Did He who made the lamb make thee?
She had heard speech makers use quotations, a phrase here, a line there. But never this fearless go-for-broke luxuriating in every line, every word. This is for real, she thought.
The hymn that followed was “Jerusalem.” More Blake, also wild and crazy and true.
... and was the holy Lamb of God on England’s pleasant pastures seen?
Then the Valediction of Choristers. Real boys named Freddie, Kit, Oliver (the cutest, with dark eyes and long blond hair), Theodore, Jacob, and Jinseong, thanked and prayed for, Presented by the Organist and Headmaster, a gift from the Dean and Chapter.
At last, Sonnet thought with relief she felt in her bones and under her skin, England. Real boys. Real poetry. Real song. The real thing.
And, when the choir and clergy departed to the music of Elgar’s “March No 1 in D,” another story. Instead of following the stream of people out of the church, Christian walked back into the side area. “It’s in the north transept,” he said, his eyes scanning the stone floor.
“Are we allowed to do this?” she hissed, conscious of the verger’s watchful eye.
Who backed off when he saw Christian stop, staring down.
“Here it is,” he said.
And knelt.
It was a simple dark gray slab. The words carved into it read:
William Wilberforce
born 24th August, 1759,
died 29th July, 1833
Christian swung off his backpack, unzipped it, pulled out a small bunch of white daisies circled with red tissue, and set them on the stone.
“Who was he?” asked Sonnet, who had never seen such a gesture.
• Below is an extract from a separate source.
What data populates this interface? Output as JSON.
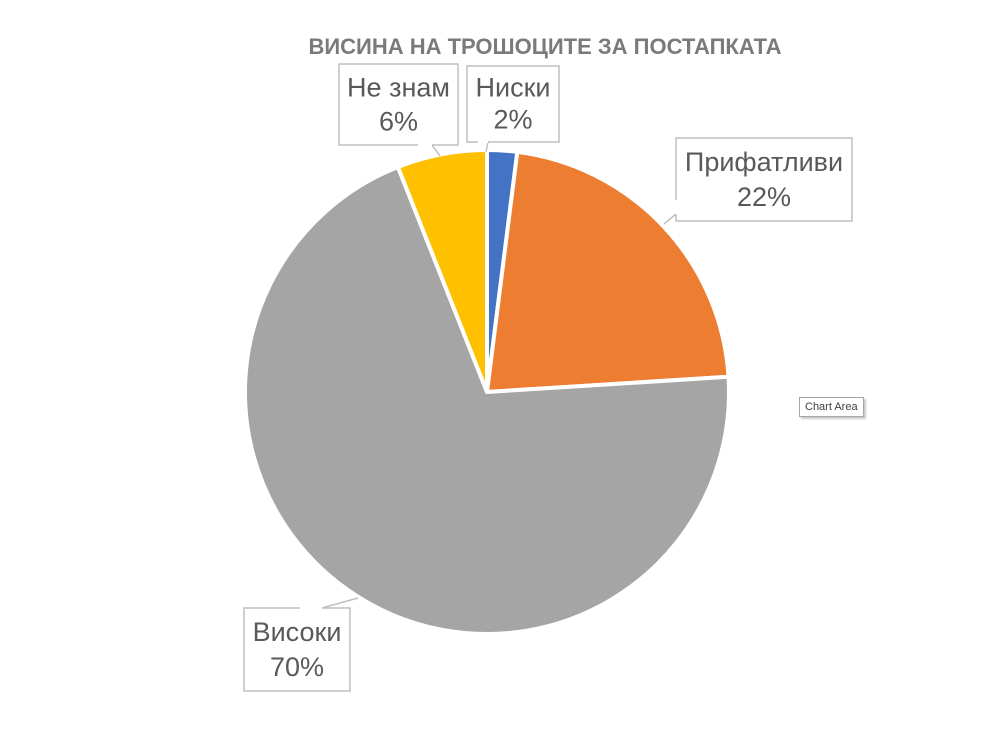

“He led the charge in England for the abolition of slavery.”
“You’re related to him?”
Christian grinned. “I wish. My mother’s great-grandfather was a plantation slave in Jamaica.”
“So that’s where you get ...”
“My crazy hair. Yeah!”
So, Sonnet thought, more real. He really was a pilgrim, a fellow traveler. And, like all good pilgrims, she backed off to join the patient, knowing verger and give Christian a moment to reach his destination.